Никак не могу понять, зачем Микаэле эти постоянные нелепые переодевания. Ее зубы и очки настолько театральны, что она могла бы вместе с Джеки Мэсон играть главную роль в «Кэтскиллс». Ей повезло, что в Голливуде каждый сосредоточен на собственной персоне, иначе ее уловку давно бы уже раскрыли.
Мы сидим в гостиной Виктории, Джонни вышагивает перед нами.
— Ты не в курсе, что все это значит? — обращается он к Микаэле.
— Нет.
— Но ты ведь работаешь у этой женщины, разве не так? — машет он руками. — Боже мой! Для чего же Виктория собрала пресс-конференцию?
Может, она хочет рассказать всему миру об огромном мешке с дерьмом — своем менеджере?
— Может, она хочет сообщить всем, что сериал с ее участием закрыт? Или предъявить иск телекомпании за дискриминацию по возрасту? — предполагаю я. — Или…
Глаза Джонни округляются.
— Если она предъявит иск, это станет концом ее карьеры. К ней больше никто не приблизится. Думаю, в любом случае все кончено, и тем более если дело в этом чертовом иске.
— Я не собираюсь обращаться в суд, но спасибо тебе за доверие, — холодно произносит Виктория.
Мы вздрагиваем, когда она входит в комнату в черном шелковом костюме и туфлях из крокодиловой кожи.

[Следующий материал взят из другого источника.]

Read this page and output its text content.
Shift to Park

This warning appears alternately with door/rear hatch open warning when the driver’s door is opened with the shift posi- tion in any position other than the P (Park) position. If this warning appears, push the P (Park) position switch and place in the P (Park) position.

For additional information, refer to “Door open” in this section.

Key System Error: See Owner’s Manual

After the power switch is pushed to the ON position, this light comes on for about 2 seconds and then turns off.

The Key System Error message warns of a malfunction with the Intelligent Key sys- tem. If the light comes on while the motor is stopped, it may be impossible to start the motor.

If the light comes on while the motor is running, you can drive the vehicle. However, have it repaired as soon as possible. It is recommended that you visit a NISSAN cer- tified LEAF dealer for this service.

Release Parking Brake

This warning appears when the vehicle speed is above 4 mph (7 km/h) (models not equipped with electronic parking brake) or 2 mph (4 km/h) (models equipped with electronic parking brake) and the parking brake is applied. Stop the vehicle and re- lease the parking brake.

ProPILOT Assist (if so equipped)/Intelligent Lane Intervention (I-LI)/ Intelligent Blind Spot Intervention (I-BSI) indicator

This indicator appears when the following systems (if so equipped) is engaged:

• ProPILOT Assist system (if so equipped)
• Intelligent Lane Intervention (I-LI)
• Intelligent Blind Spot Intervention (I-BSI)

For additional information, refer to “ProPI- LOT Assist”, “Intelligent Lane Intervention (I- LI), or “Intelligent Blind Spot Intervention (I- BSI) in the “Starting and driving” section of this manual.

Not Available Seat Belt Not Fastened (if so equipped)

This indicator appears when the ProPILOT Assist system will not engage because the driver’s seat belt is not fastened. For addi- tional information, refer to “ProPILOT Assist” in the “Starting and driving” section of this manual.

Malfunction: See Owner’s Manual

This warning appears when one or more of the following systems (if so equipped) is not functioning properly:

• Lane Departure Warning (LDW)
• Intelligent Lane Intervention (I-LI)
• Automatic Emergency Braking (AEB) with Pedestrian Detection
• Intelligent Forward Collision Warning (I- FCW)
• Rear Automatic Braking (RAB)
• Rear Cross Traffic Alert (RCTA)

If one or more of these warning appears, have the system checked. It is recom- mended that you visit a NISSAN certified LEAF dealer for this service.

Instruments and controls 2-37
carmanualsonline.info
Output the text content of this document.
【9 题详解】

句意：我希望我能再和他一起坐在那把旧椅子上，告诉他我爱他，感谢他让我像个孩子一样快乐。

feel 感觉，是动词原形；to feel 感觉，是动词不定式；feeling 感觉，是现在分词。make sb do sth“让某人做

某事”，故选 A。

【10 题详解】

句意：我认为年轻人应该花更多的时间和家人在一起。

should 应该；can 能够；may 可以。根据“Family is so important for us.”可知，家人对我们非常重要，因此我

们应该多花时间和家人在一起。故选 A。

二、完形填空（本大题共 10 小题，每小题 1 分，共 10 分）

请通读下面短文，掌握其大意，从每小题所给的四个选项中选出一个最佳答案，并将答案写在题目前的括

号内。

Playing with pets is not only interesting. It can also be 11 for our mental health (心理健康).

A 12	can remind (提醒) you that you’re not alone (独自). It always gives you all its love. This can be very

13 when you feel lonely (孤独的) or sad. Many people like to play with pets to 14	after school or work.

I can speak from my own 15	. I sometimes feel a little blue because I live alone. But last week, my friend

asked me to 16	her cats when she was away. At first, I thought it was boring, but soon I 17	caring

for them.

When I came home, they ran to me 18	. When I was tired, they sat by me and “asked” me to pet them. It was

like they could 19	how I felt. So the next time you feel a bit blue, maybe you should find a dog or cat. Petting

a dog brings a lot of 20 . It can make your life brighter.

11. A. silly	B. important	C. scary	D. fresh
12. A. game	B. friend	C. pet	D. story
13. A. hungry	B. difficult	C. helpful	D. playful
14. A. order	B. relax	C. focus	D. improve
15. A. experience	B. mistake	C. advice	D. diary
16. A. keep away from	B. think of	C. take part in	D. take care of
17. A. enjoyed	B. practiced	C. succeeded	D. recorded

— Классно одета, — шепчу я Микаэле.
— Ей сшили этот костюм вчера вечером.
— Похоже, она собирается о чем-то объявить.
Волосы Виктории высоко заколоты. Кажется, она совсем не накрашена, что странно для женщины, посещавшей курс красоты известной визажистки Тэмми Фэй. Кожа на лице Виктории приглушенного бледно-желтого цвета, а на носу сухая и красноватая. Под воспаленными глазами пролегли темные круги.
— Виктория, что происходит? — встает Джон. — Я очень переживаю.
Морщусь от его неискренности и лезу в карман за таблеткой «Тамс» . Я глотаю их сейчас, как мятные пастилки. Покупай я их по рецепту, давно бы уже прослыл наркоманом.
— Если Лорн тебя обидел, клянусь, я заставлю его заплатить за это, — кипятится Джонни.
Виктория присаживается на низкую кушетку.
— Пресса уже собралась?
— Да, — отвечает Джонни.
— Си-эн-эн?
Джонни смотрит на меня. Такой суматохи в Брентвуде не было с момента убийства Николь Браун Симпсон.
— Приехали репортеры всех крупных телекомпаний, — киваю я, — а также съемочные группы «Энтертейнменттунайт», «Хард копи» и «Экстра».
— А телешоу «Окно в Голливуд» ? — интересуется Виктория. Не успеваю ответить, как она уже поворачивается к Микаэле: — Где Мэтт?
— Я разбудила его полчаса назад и попросила спуститься.
— Позвони ему снова.
— Конечно. — Микаэла выходит из комнаты и через мгновение возвращается.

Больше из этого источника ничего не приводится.